Let’s take a lesson from science here. Consider that adding any catalyst to a mixture creates some reaction. However, most catalysts get used up in the reaction. If you are being asked to both implement a new disruptive idea and create a culture of change readiness (where none exists) at the same time – be forewarned. What I have found is that you do not want to be the straw that breaks the camel’s proverbial back.

What I mean by this is that to realize large-scale sustained change within a large company, you need an established platform for change in place. Staring from a cold stop requires all of your energy to just get the ball rolling, and leaves you no time or resources to implement your new ideas. So, if you find yourself in this scenario, ask yourself if you are primarily a “change agent” or an “innovator.” A change agent is willing to focus on creating the infrastructure required to sustain change and introduce new ideas –which may or may not be their own. This is noble work and requires a full commitment to the long-term culture of the company that one is changing. An innovator, as described in this discussion, is about creating new value and getting new ideas to market fast.

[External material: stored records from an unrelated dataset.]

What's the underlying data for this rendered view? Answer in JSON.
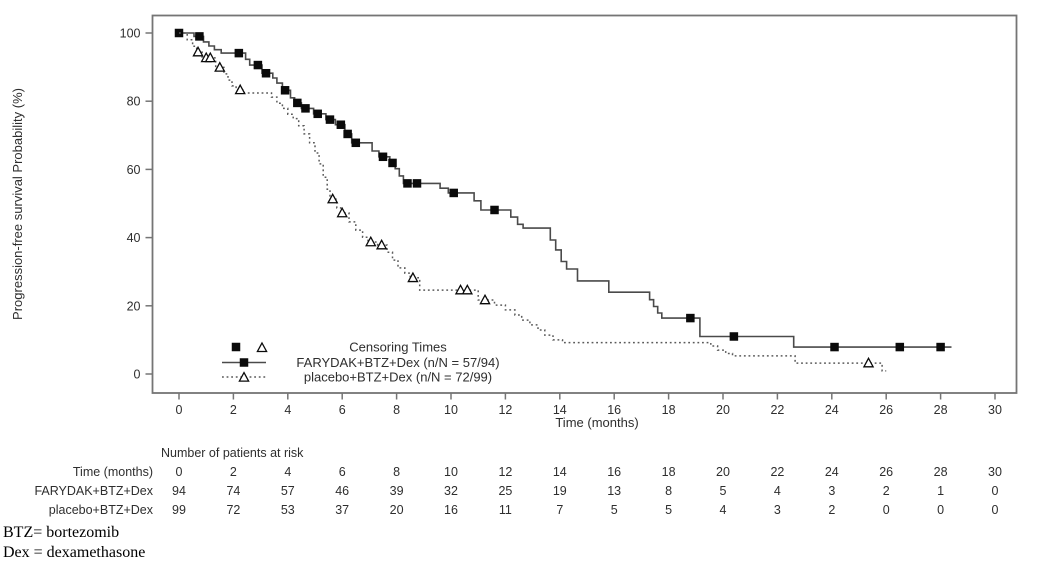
{
  "figure": {
    "footnotes": [
      "BTZ= bortezomib",
      "Dex = dexamethasone"
    ]
  },
  "chart_data": {
    "type": "line",
    "subtype": "kaplan-meier-step",
    "title": "",
    "xlabel": "Time (months)",
    "ylabel": "Progression-free survival Probability (%)",
    "xlim": [
      0,
      30
    ],
    "ylim": [
      0,
      100
    ],
    "xticks": [
      0,
      2,
      4,
      6,
      8,
      10,
      12,
      14,
      16,
      18,
      20,
      22,
      24,
      26,
      28,
      30
    ],
    "yticks": [
      0,
      20,
      40,
      60,
      80,
      100
    ],
    "grid": false,
    "colors": {
      "curve_solid": "#4a4a4a",
      "curve_dotted": "#5a5a5a",
      "marker": "#0a0a0a",
      "axis": "#757575",
      "text": "#2e2e2e"
    },
    "legend": {
      "position": "inside-bottom-left",
      "header": "Censoring Times",
      "entries": [
        {
          "name": "FARYDAK+BTZ+Dex (n/N = 57/94)",
          "marker": "filled-square",
          "line": "solid"
        },
        {
          "name": "placebo+BTZ+Dex (n/N = 72/99)",
          "marker": "open-triangle",
          "line": "dotted"
        }
      ]
    },
    "series": [
      {
        "name": "FARYDAK+BTZ+Dex",
        "line": "solid",
        "marker": "filled-square",
        "end_time": 28.4,
        "steps": [
          [
            0,
            100
          ],
          [
            0.55,
            99
          ],
          [
            0.9,
            97.4
          ],
          [
            1.1,
            96.2
          ],
          [
            1.3,
            95.1
          ],
          [
            1.55,
            94.1
          ],
          [
            2.45,
            92.3
          ],
          [
            2.6,
            90.6
          ],
          [
            3.05,
            88.2
          ],
          [
            3.45,
            86.8
          ],
          [
            3.6,
            85.3
          ],
          [
            3.8,
            83.2
          ],
          [
            4.1,
            81
          ],
          [
            4.25,
            79.5
          ],
          [
            4.5,
            77.9
          ],
          [
            4.95,
            76.3
          ],
          [
            5.4,
            74.6
          ],
          [
            5.75,
            73.1
          ],
          [
            6.1,
            70.4
          ],
          [
            6.35,
            67.8
          ],
          [
            7.1,
            65.4
          ],
          [
            7.35,
            63.7
          ],
          [
            7.75,
            61.9
          ],
          [
            7.95,
            60.2
          ],
          [
            8.1,
            58.1
          ],
          [
            8.25,
            55.9
          ],
          [
            9.6,
            54.5
          ],
          [
            9.9,
            53.1
          ],
          [
            10.85,
            50.8
          ],
          [
            11.1,
            48.1
          ],
          [
            12.2,
            46
          ],
          [
            12.45,
            43.9
          ],
          [
            12.65,
            42.8
          ],
          [
            13.65,
            39.3
          ],
          [
            13.85,
            36.4
          ],
          [
            14.05,
            33
          ],
          [
            14.25,
            30.8
          ],
          [
            14.65,
            27.3
          ],
          [
            15.8,
            24
          ],
          [
            17.3,
            21.8
          ],
          [
            17.45,
            19.8
          ],
          [
            17.6,
            17.9
          ],
          [
            17.75,
            16.4
          ],
          [
            19.15,
            11
          ],
          [
            22.6,
            7.9
          ]
        ],
        "censor_marks": [
          [
            0,
            100
          ],
          [
            0.75,
            99
          ],
          [
            2.2,
            94.1
          ],
          [
            2.9,
            90.6
          ],
          [
            3.2,
            88.2
          ],
          [
            3.9,
            83.2
          ],
          [
            4.35,
            79.5
          ],
          [
            4.65,
            77.9
          ],
          [
            5.1,
            76.3
          ],
          [
            5.55,
            74.6
          ],
          [
            5.95,
            73.1
          ],
          [
            6.2,
            70.4
          ],
          [
            6.5,
            67.8
          ],
          [
            7.5,
            63.7
          ],
          [
            7.85,
            61.9
          ],
          [
            8.4,
            55.9
          ],
          [
            8.75,
            55.9
          ],
          [
            10.1,
            53.1
          ],
          [
            11.6,
            48.1
          ],
          [
            18.8,
            16.4
          ],
          [
            20.4,
            11
          ],
          [
            24.1,
            7.9
          ],
          [
            26.5,
            7.9
          ],
          [
            28.0,
            7.9
          ]
        ]
      },
      {
        "name": "placebo+BTZ+Dex",
        "line": "dotted",
        "marker": "open-triangle",
        "end_time": 26.0,
        "steps": [
          [
            0,
            100
          ],
          [
            0.3,
            98
          ],
          [
            0.5,
            96.1
          ],
          [
            0.65,
            94.4
          ],
          [
            0.85,
            92.7
          ],
          [
            1.35,
            89.9
          ],
          [
            1.65,
            88
          ],
          [
            1.8,
            86.2
          ],
          [
            1.95,
            84.5
          ],
          [
            2.1,
            83.3
          ],
          [
            2.4,
            82.4
          ],
          [
            3.4,
            81.2
          ],
          [
            3.6,
            79.4
          ],
          [
            3.8,
            77.9
          ],
          [
            4.0,
            76.2
          ],
          [
            4.2,
            74.9
          ],
          [
            4.4,
            72.8
          ],
          [
            4.6,
            70.4
          ],
          [
            4.8,
            67.8
          ],
          [
            5.0,
            64.8
          ],
          [
            5.15,
            61.6
          ],
          [
            5.3,
            57.7
          ],
          [
            5.45,
            54.2
          ],
          [
            5.55,
            51.3
          ],
          [
            5.8,
            48.7
          ],
          [
            5.95,
            47.2
          ],
          [
            6.25,
            44.6
          ],
          [
            6.5,
            42.2
          ],
          [
            6.75,
            40.1
          ],
          [
            6.95,
            38.7
          ],
          [
            7.3,
            37.8
          ],
          [
            7.65,
            35.7
          ],
          [
            7.85,
            33.4
          ],
          [
            8.05,
            31.1
          ],
          [
            8.3,
            29.6
          ],
          [
            8.5,
            28.2
          ],
          [
            8.85,
            24.6
          ],
          [
            11.0,
            21.7
          ],
          [
            11.6,
            20.2
          ],
          [
            12.0,
            18.8
          ],
          [
            12.35,
            17.3
          ],
          [
            12.6,
            15.8
          ],
          [
            12.9,
            14.4
          ],
          [
            13.2,
            12.9
          ],
          [
            13.45,
            11.4
          ],
          [
            13.75,
            10
          ],
          [
            14.1,
            9.2
          ],
          [
            19.55,
            8.2
          ],
          [
            19.8,
            7
          ],
          [
            20.1,
            6
          ],
          [
            20.35,
            5.3
          ],
          [
            22.65,
            3.2
          ],
          [
            25.85,
            0.9
          ]
        ],
        "censor_marks": [
          [
            0.7,
            94.4
          ],
          [
            1.0,
            92.7
          ],
          [
            1.15,
            92.7
          ],
          [
            1.5,
            89.9
          ],
          [
            2.25,
            83.3
          ],
          [
            5.65,
            51.3
          ],
          [
            6.0,
            47.2
          ],
          [
            7.05,
            38.7
          ],
          [
            7.45,
            37.8
          ],
          [
            8.6,
            28.2
          ],
          [
            10.35,
            24.6
          ],
          [
            10.6,
            24.6
          ],
          [
            11.25,
            21.7
          ],
          [
            25.35,
            3.2
          ]
        ]
      }
    ],
    "at_risk_table": {
      "title": "Number of patients at risk",
      "row_labels": [
        "Time (months)",
        "FARYDAK+BTZ+Dex",
        "placebo+BTZ+Dex"
      ],
      "times": [
        0,
        2,
        4,
        6,
        8,
        10,
        12,
        14,
        16,
        18,
        20,
        22,
        24,
        26,
        28,
        30
      ],
      "rows": [
        [
          94,
          74,
          57,
          46,
          39,
          32,
          25,
          19,
          13,
          8,
          5,
          4,
          3,
          2,
          1,
          0
        ],
        [
          99,
          72,
          53,
          37,
          20,
          16,
          11,
          7,
          5,
          5,
          4,
          3,
          2,
          0,
          0,
          0
        ]
      ]
    }
  }
}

So, if you are primarily an innovator and you are focused on getting your idea to market quickly, without having the luxury of a change platform in place – you will likely meet roadblock after roadblock. And you will become frustrated. And you will want to quit or be asked to as you gain the reputation for not being able to “get anything done.”

So this cautionary tale is for both you the employee and for you the employer. To the employer, I recommend investing time and energy in facilitating change readiness so that you can bring change agents in and they will have success. For you the employee – make sure you know who you are and which role you are being asked to play. This will ensure your happiness and their success.

A means to invest in the future (Able)

So the final ingredient is the hardest to come by – ability. Even with the previous two (assuming they are ready and willing) – a company must be able to change. They must be financially stable enough to commit resources in the form of capital and talent directly to unknown or uncertain outcomes. For a company struggling to stay afloat, or concerned with the cost of upgrading their core “plumbing”, this can be a frightening and unrealistic necessity.

So know the environment you are going into and the one that you are in. If your company is not willing to dedicate at least 1% of their capability budget to innovation/R&D, then you will forever be chasing ideas and never implementing them. Great leaders like AJ Lafley from Procter & Gamble understood the need to invest in radical ideas. Ask your leadership if they are willing to “put their money where their mouth is” – with no strings attached.

A quick note of caution in this respect – if you are promised a budget based on other conditions (like finding savings elsewhere) – you are most likely not going to get it. We all know that overruns and unforeseen circumstances or priorities are common occurrences, and if you budget is relying on the efficiency and generosity of another group – be prepared.

A Final Note

When you find all three of these ingredients in a company – jump on the opportunity. My coming to Florida Blue (the Blue Cross Blue Shield Plan of Florida) in January of 2010 to be their Chief Innovation Officer, was predicated on their alignment with these three requirements for “breakthrough innovation.” As such, we were able to accomplish some amazing things and be counted among leaders in the healthcare payer space in innovation.

And if you are lucky enough to find all three ingredients, it is your job as an innovator and/or change agent to respect and nurture them within the organization. Ensure that you continually and effectively lead the clarion call for the importance and progress of your work. Congratulate your peers and leadership for their commitment to innovation, and remind them of their professional responsibility to advocate for, and push change in your company. Most importantly share in the victories you have created with and because of their sacrifices.